Pentingnya Untuk Selalu Bersyukur

Bagikan via:

Facebook
Twitter
WhatsApp

Assalamu’alaikum Warahmatullahi Wabarakatuh

Kalimat ini mengajak kita menengok ulang cara kita memandang hidup. Banyak manusia sibuk meratapi apa yang pergi, namun lupa menunduk sejenak untuk melihat apa yang masih tinggal. Padahal rasa kehilangan sering kali bukan lahir dari besarnya yang hilang, melainkan dari kecilnya rasa syukur yang tumbuh di hati. Ketika mata hanya terlatih melihat kekurangan, maka kehadiran nikmat sebesar apa pun terasa biasa dan tak bermakna.

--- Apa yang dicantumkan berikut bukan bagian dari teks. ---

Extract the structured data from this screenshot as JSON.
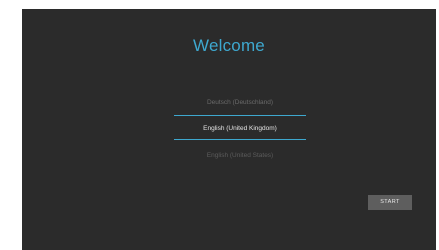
{
  "welcome": {
    "title": "Welcome"
  },
  "language_picker": {
    "previous": "Deutsch (Deutschland)",
    "selected": "English (United Kingdom)",
    "next": "English (United States)",
    "accent_color": "#3ea8cf"
  },
  "actions": {
    "start_label": "START"
  }
}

Secara psikologis, ketidakmampuan bersyukur membuat jiwa selalu berada dalam keadaan lapar. Apa pun yang dimiliki tidak pernah cukup, karena standar kebahagiaan terus digeser oleh keinginan baru. Dalam kondisi seperti ini, kehilangan menjadi luka berlapis. Bukan hanya karena sesuatu itu pergi, tetapi karena sejak awal kita tidak pernah benar-benar merawat dan menghargainya. Yang tidak disyukuri akan terasa mudah hilang, dan yang hilang akan terasa sangat menyakitkan.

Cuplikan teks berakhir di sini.